Thursday, 25 October 2007

black mass

John Gray's book, Black Mass, is an attempt to explain the world as one often shaped by apocalyptic religion.


(here's your soundtrack)

For Gray, linear-historical political theory is the same thing, in fact directly influenced by apocalyptic Christian belief.

So, from Francis Fukuyama to Marx, we are told their theses are essentially the same as Christianity. The idea of Utopia is the same as the Apocalypse.

This thrust of the book I find hard to swallow, and I'm not even sure what the point is. I'm not convinced that Utopian political theories are necessarily a direct descendant of apocalyptic religion - there's no reason why someone couldn't come up with the idea of remaking the world on their own - and I'm also not sure what the point is. If Utopian ideas are descended from religions, so what?

There's a lot of filler in this book, a lot of unnecessary repeating of the run up and execution of the Iraq war, although his criticism of that is fine, and in fact quite similar to mine (though he's not interested in Human costs, apparently). Certainly, it doesn't need to be repeated that Bush and Blair are, among other things, deluded idealogues, whose simplified world view has had extremely bad effects on the world, especially the Middle East.

Gray criticises heavily the idea that liberal democracy can be exported forcefully around the world. I agree.

But the last chapter, "Post Apocalypse", is where, as with his last book, I depart. He is a conservative realist to such an extent he can only treat humanity with pessimism. In Gray's world, history is a never ending cycle of order and anarchy, and any progressive gain humanity might make is countered by a slide towards anarchy somewhere else. Very gloomy.

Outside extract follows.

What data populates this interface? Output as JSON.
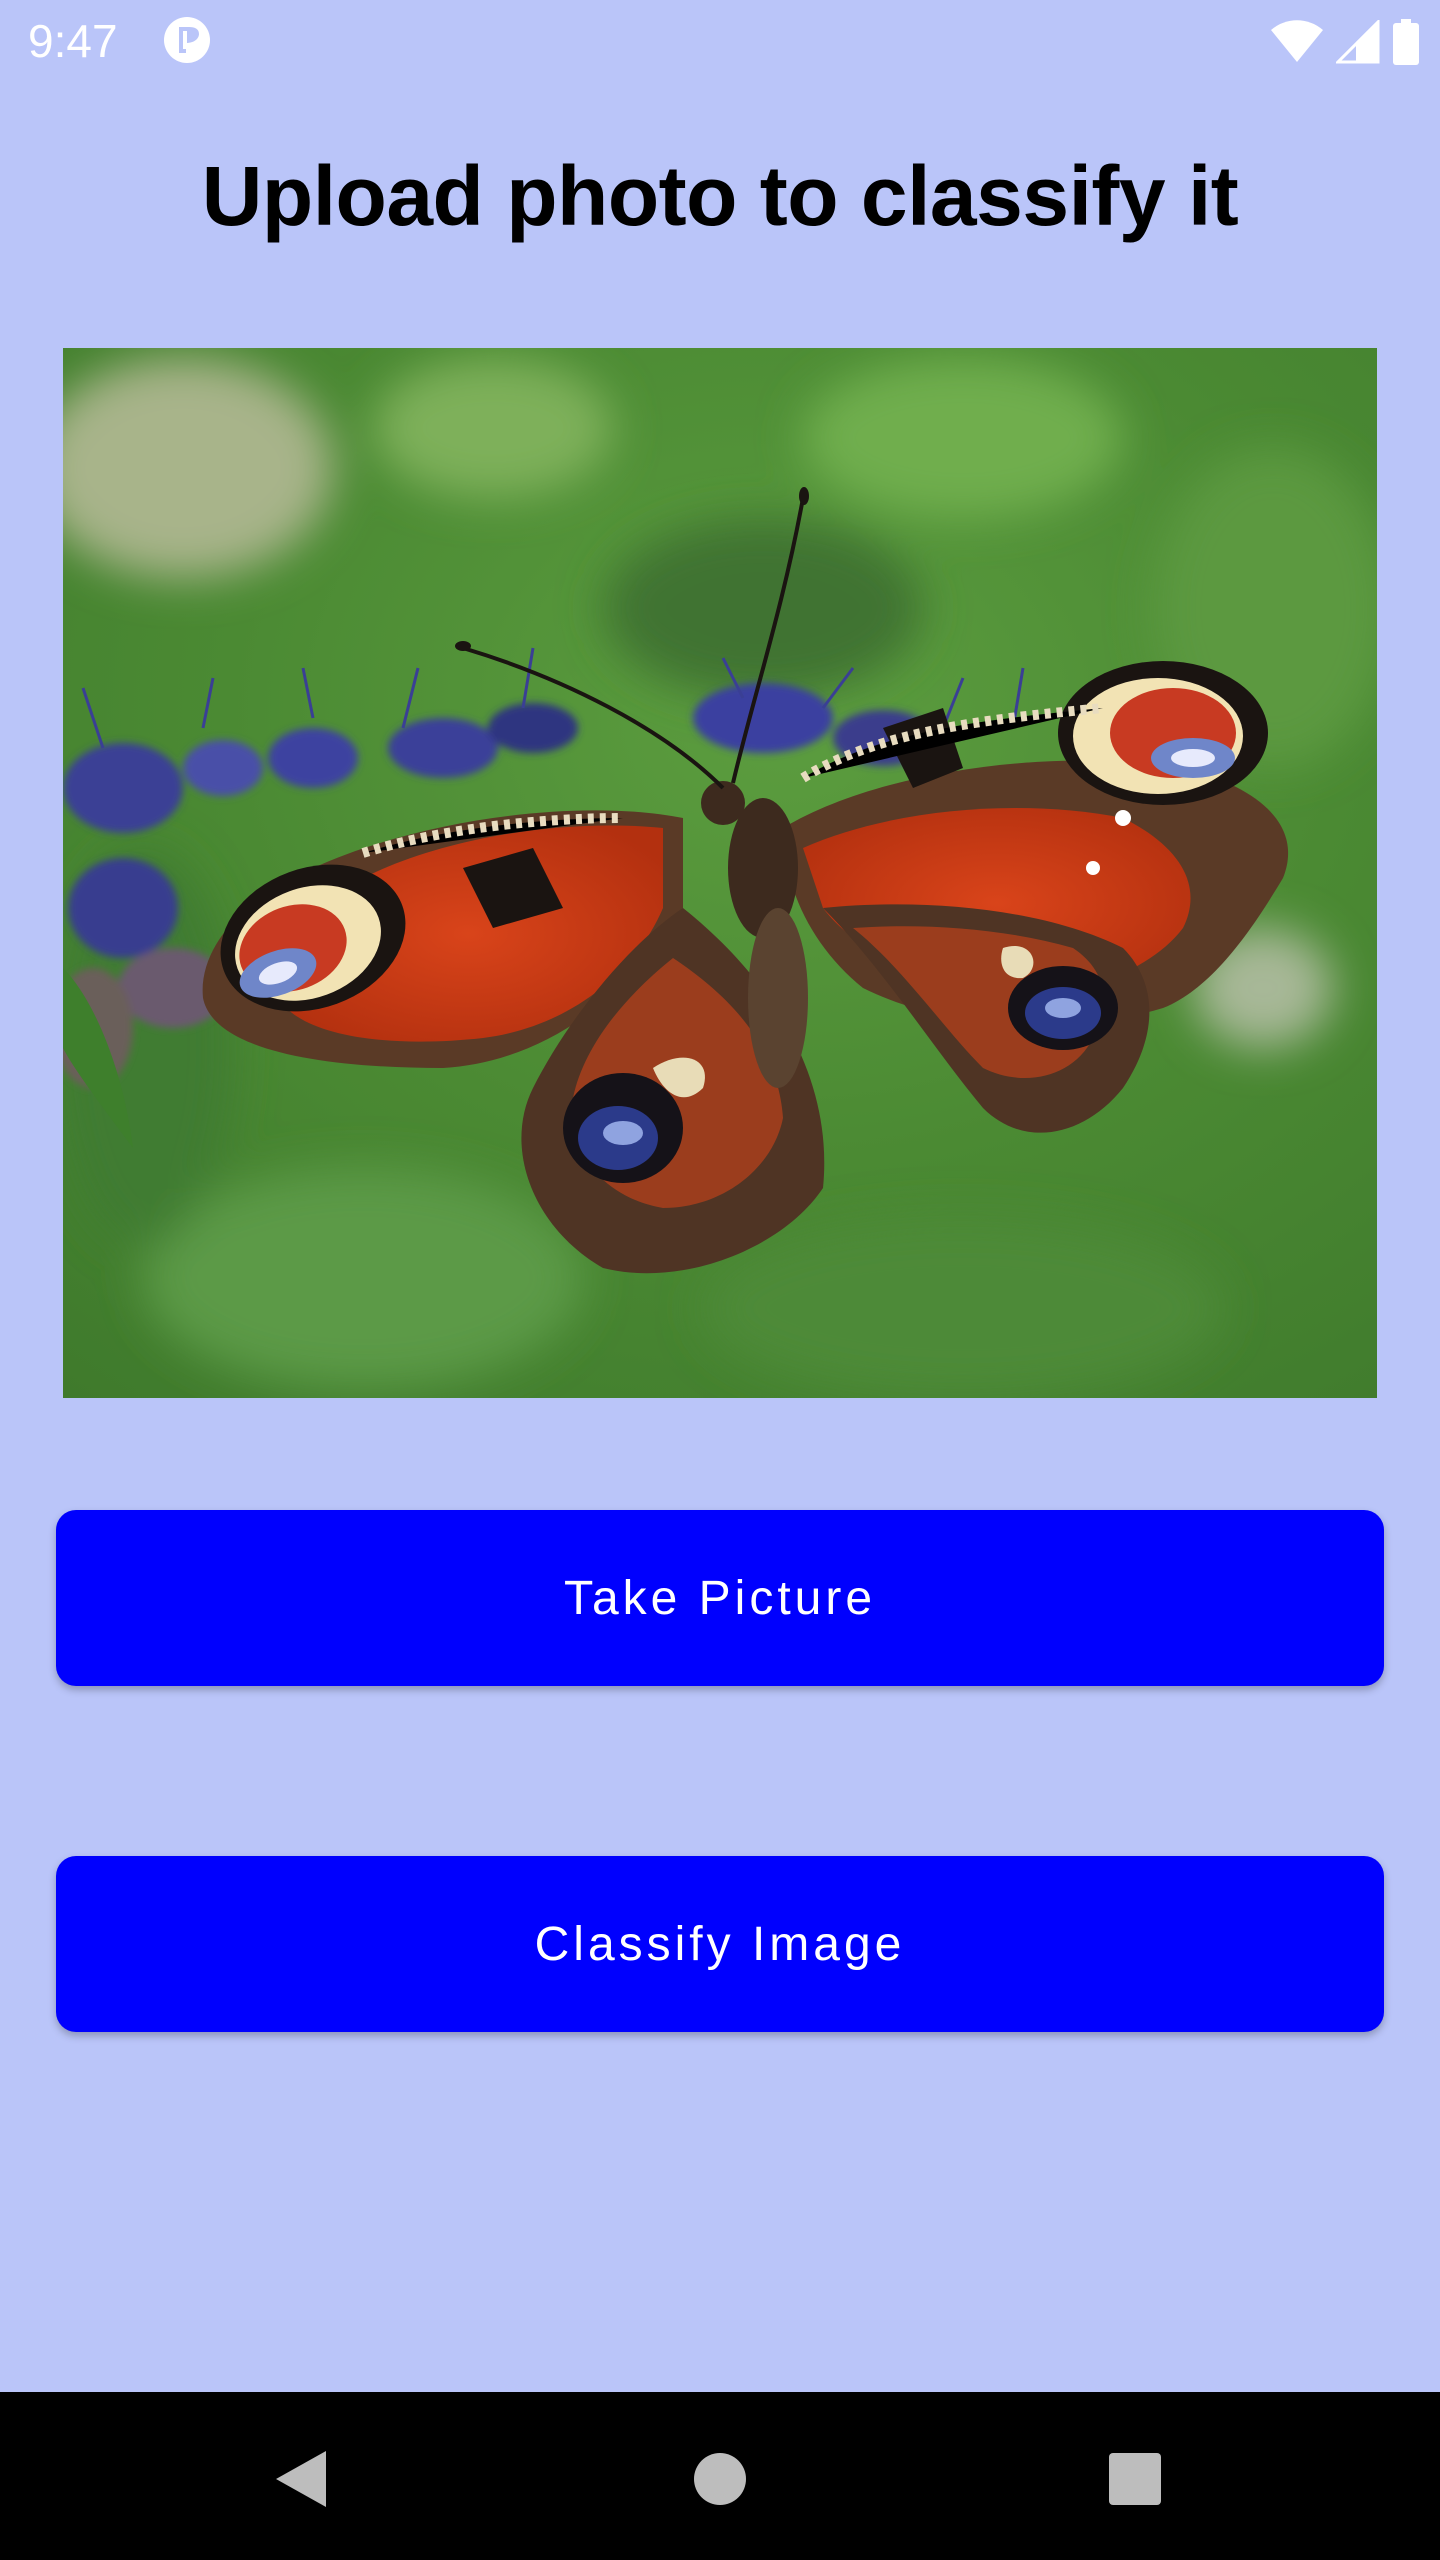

But he seems to think it's a choice between destructive Utopian political projects, or a world filled with Religious myth... but it's a false dichotomy; there are middle ways. It is not necessary, nor has it always been so, for progressive ideas to be as extreme and Utopian as Stalinism or Neo-conservatism. It's possible for politics to be a gradual and subtle push in a direction that improves the general lot.

There is an implication that Liberalism is Utopian, which is misleading, as progressive is not the same as Utopian at all.
And his solution is "realism".

Realism in International Relations, academically, became unpopular basically because it's a bit crap. There are good points to it, mainly the one about "being realistic", which I would translate at keeping one's feet on the ground and head out of the clouds. But the main problem with it, and incredibly Gray makes no apology for this, is that it believes the world is static, unchanging. In a realist world view, there is no progress, and the world is in a cauldron of hot power-politics from which it will never escape. Realism cannot help.

For realists, self interest and power rule the world. Of course self interest impacts the decisions of nations etc, but OF COURSE that is not the only thing. To say, as realists do, that all decisions are self interested, and the outcomes a result of the relative power of the parties involved, is far too simplistic. Nations, like humans, are more complex than that, and we act for a variety of reasons, not only cold self interest. If that were true there would be no humanitarian movements in the world, no sympathy for the plight of other peoples.

It is realists like Grey that are the simpletons, and the extremists, as they don't accept the complexities and nuances of human existence and international relations. The evidence of genuine human moral progress (I accept not for everyone everywhere) runs counter to the Realist world. The best ethics today are better than those a millenia or more ago, I think we can be sure of that. That there are some whose behaviour comes up short of what we believe to be "good" in the 21st century does not mean we should give up trying to promote them.

I'm not writing a book, so I'm not going to go over point by point what's wrong with Black Mass. In terms of reading enjoyment, it's not as direct and infuriating as it's predecessor "Straw Dogs", but I enjoyed it none the less, as it refreshed my passions against Realist thought.